Yurina Noguchi, operadora de call center, usou vestido branco e tiara durante a cerimônia, que seguiu rituais tradicionais, incluindo troca de alianças simulada. Ela utilizou óculos de realidade aumentada para interagir com a imagem de Klaus exibida em um smartphone apoiado em um cavalete. As falas do noivo virtual foram lidas por Naoki Ogasawara, especialista em casamentos com personagens digitais, já que Noguchi optou por não dar uma voz ao personagem.
Noguchi criou sua versão do personagem, batizada de Lune Klaus Verdure, após terminar um noivado com um parceiro humano seguindo conselhos do ChatGPT. Ela afirmou que a relação com Klaus começou como uma conversa casual, mas se aprofundou com o tempo. "No começo, Klaus era apenas alguém para conversar, mas aos poucos fomos ficando mais próximos", disse.
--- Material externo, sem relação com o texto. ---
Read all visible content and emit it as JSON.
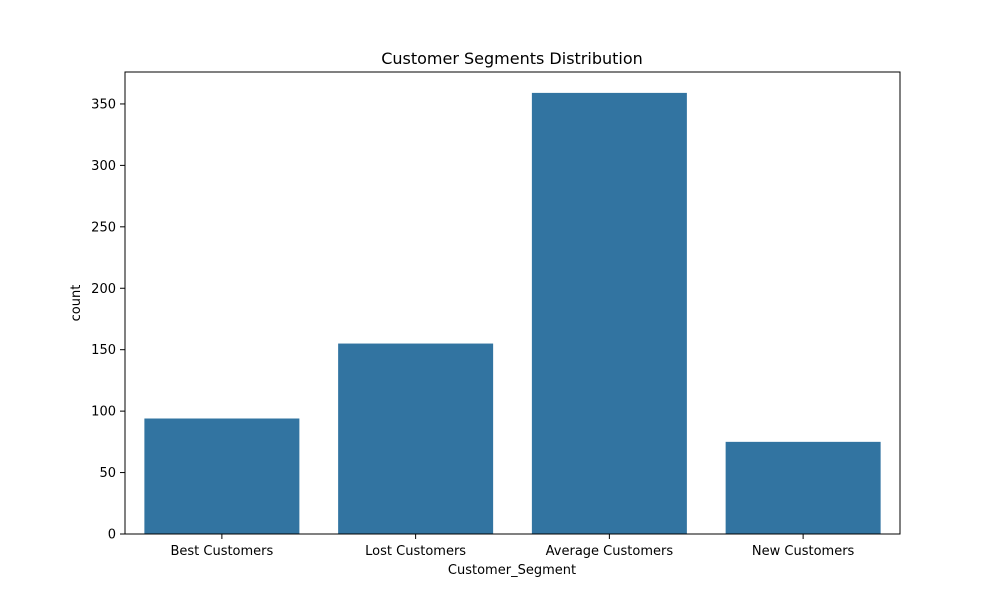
{
  "chart_data": {
    "type": "bar",
    "title": "Customer Segments Distribution",
    "xlabel": "Customer_Segment",
    "ylabel": "count",
    "categories": [
      "Best Customers",
      "Lost Customers",
      "Average Customers",
      "New Customers"
    ],
    "values": [
      94,
      155,
      359,
      75
    ],
    "ylim": [
      0,
      376
    ],
    "yticks": [
      0,
      50,
      100,
      150,
      200,
      250,
      300,
      350
    ],
    "grid": false,
    "legend": "none",
    "bar_color": "#3274a1"
  }
}
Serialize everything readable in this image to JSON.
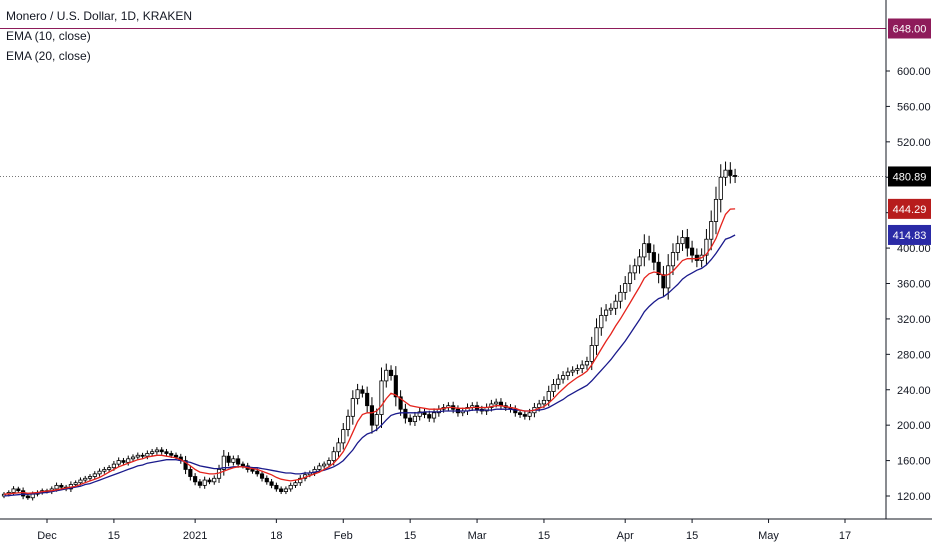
{
  "legend": {
    "symbol": "Monero / U.S. Dollar, 1D, KRAKEN",
    "ema10": "EMA (10, close)",
    "ema20": "EMA (20, close)"
  },
  "colors": {
    "up_body": "#ffffff",
    "down_body": "#000000",
    "wick": "#000000",
    "ema10": "#e5231c",
    "ema20": "#1a1a8c",
    "last_price_tag": "#000000",
    "ema10_tag": "#b71c1c",
    "ema20_tag": "#2a2aa6",
    "high_line": "#8e1b5a"
  },
  "chart_data": {
    "type": "candlestick",
    "title": "Monero / U.S. Dollar, 1D, KRAKEN",
    "ylim": [
      100,
      660
    ],
    "y_ticks": [
      "120.00",
      "160.00",
      "200.00",
      "240.00",
      "280.00",
      "320.00",
      "360.00",
      "400.00",
      "440.00",
      "480.00",
      "520.00",
      "560.00",
      "600.00"
    ],
    "x_ticks": [
      "Dec",
      "15",
      "2021",
      "18",
      "Feb",
      "15",
      "Mar",
      "15",
      "Apr",
      "15",
      "May",
      "17"
    ],
    "x_tick_dates": [
      "2020-12-01",
      "2020-12-15",
      "2021-01-01",
      "2021-01-18",
      "2021-02-01",
      "2021-02-15",
      "2021-03-01",
      "2021-03-15",
      "2021-04-01",
      "2021-04-15",
      "2021-05-01",
      "2021-05-17"
    ],
    "start_date": "2020-11-22",
    "close": [
      122,
      124,
      128,
      126,
      120,
      118,
      122,
      124,
      126,
      125,
      128,
      132,
      130,
      128,
      133,
      135,
      138,
      140,
      142,
      145,
      148,
      150,
      152,
      156,
      160,
      158,
      162,
      164,
      166,
      165,
      168,
      170,
      172,
      170,
      168,
      166,
      164,
      160,
      150,
      142,
      136,
      132,
      138,
      136,
      140,
      150,
      165,
      158,
      162,
      156,
      154,
      150,
      148,
      145,
      140,
      136,
      132,
      128,
      125,
      128,
      132,
      135,
      140,
      144,
      146,
      150,
      154,
      156,
      160,
      170,
      180,
      195,
      210,
      230,
      240,
      236,
      222,
      200,
      212,
      250,
      262,
      256,
      232,
      218,
      208,
      204,
      210,
      215,
      212,
      208,
      214,
      218,
      220,
      222,
      218,
      214,
      216,
      220,
      222,
      218,
      216,
      220,
      224,
      226,
      222,
      220,
      218,
      214,
      212,
      210,
      214,
      220,
      224,
      228,
      238,
      246,
      252,
      256,
      260,
      262,
      264,
      268,
      272,
      290,
      310,
      324,
      330,
      332,
      340,
      350,
      360,
      372,
      380,
      390,
      405,
      395,
      384,
      370,
      355,
      380,
      395,
      405,
      412,
      400,
      392,
      386,
      392,
      410,
      430,
      455,
      480,
      488,
      482,
      481
    ],
    "ema10": [
      122,
      122.5,
      123,
      123.5,
      124,
      123,
      123.5,
      124,
      125,
      125.5,
      126,
      127,
      128,
      129,
      130,
      131,
      133,
      135,
      137,
      139,
      141,
      144,
      147,
      150,
      153,
      155,
      157,
      159,
      161,
      162,
      164,
      165,
      166,
      166,
      165,
      164,
      163,
      161,
      158,
      154,
      150,
      147,
      146,
      145,
      145,
      146,
      148,
      150,
      152,
      153,
      153,
      152,
      151,
      150,
      148,
      146,
      144,
      141,
      139,
      138,
      137,
      138,
      139,
      141,
      143,
      145,
      147,
      150,
      153,
      157,
      163,
      170,
      180,
      192,
      204,
      212,
      214,
      214,
      216,
      222,
      230,
      236,
      234,
      230,
      226,
      222,
      221,
      220,
      219,
      218,
      218,
      218,
      219,
      220,
      220,
      219,
      219,
      219,
      220,
      220,
      220,
      220,
      221,
      222,
      222,
      221,
      220,
      219,
      217,
      216,
      216,
      217,
      219,
      221,
      225,
      230,
      236,
      241,
      246,
      250,
      254,
      257,
      261,
      268,
      277,
      286,
      295,
      303,
      312,
      320,
      329,
      338,
      347,
      356,
      366,
      371,
      373,
      372,
      369,
      370,
      374,
      380,
      386,
      388,
      388,
      388,
      389,
      393,
      401,
      411,
      425,
      438,
      444,
      444.29
    ],
    "ema20": [
      120,
      120.5,
      121,
      121.5,
      122,
      122,
      122.5,
      123,
      123.5,
      124,
      125,
      126,
      127,
      128,
      129,
      130,
      131,
      133,
      134,
      136,
      138,
      140,
      142,
      144,
      146,
      148,
      150,
      152,
      154,
      155,
      157,
      158,
      159,
      160,
      161,
      161,
      161,
      160,
      159,
      158,
      156,
      154,
      153,
      152,
      151,
      151,
      152,
      152,
      153,
      153,
      153,
      153,
      152,
      152,
      151,
      150,
      149,
      148,
      147,
      146,
      146,
      145,
      145,
      146,
      146,
      147,
      148,
      149,
      151,
      153,
      156,
      160,
      166,
      172,
      180,
      186,
      190,
      192,
      195,
      200,
      206,
      211,
      213,
      214,
      214,
      214,
      214,
      214,
      215,
      215,
      215,
      215,
      216,
      216,
      216,
      216,
      216,
      216,
      217,
      217,
      217,
      217,
      217,
      218,
      218,
      218,
      218,
      217,
      217,
      216,
      216,
      217,
      217,
      218,
      220,
      223,
      226,
      229,
      233,
      236,
      239,
      242,
      245,
      250,
      256,
      262,
      268,
      274,
      281,
      288,
      295,
      303,
      311,
      319,
      328,
      334,
      339,
      343,
      345,
      349,
      354,
      359,
      365,
      369,
      372,
      375,
      377,
      381,
      387,
      394,
      402,
      410,
      412,
      414.83
    ],
    "last_price": "480.89",
    "ema10_last": "444.29",
    "ema20_last": "414.83",
    "high_line_price": "648.00",
    "grid": false,
    "legend_placement": "top-left"
  }
}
Essas uniões não têm reconhecimento legal no Japão, mas pesquisas indicam crescimento da conexão emocional com chatbots. Uma pesquisa da Dentsu com mil pessoas de 12 a 69 anos que usam chatbots semanalmente mostrou que o chatbot foi a opção mais citada para compartilhar sentimentos, superando amigos próximos e mães.
Noguchi disse ter recebido críticas nas redes sociais, mas afirmou estar atenta aos riscos de dependência emocional. "Meu relacionamento com a IA não é algo conveniente que dispensa esforço. Eu escolhi Klaus não para fugir da realidade, mas para me apoiar enquanto vivo minha vida", declarou. Ela acrescentou que, após conhecer Klaus, sua visão ficou mais positiva e tudo começou a parecer mais bonito.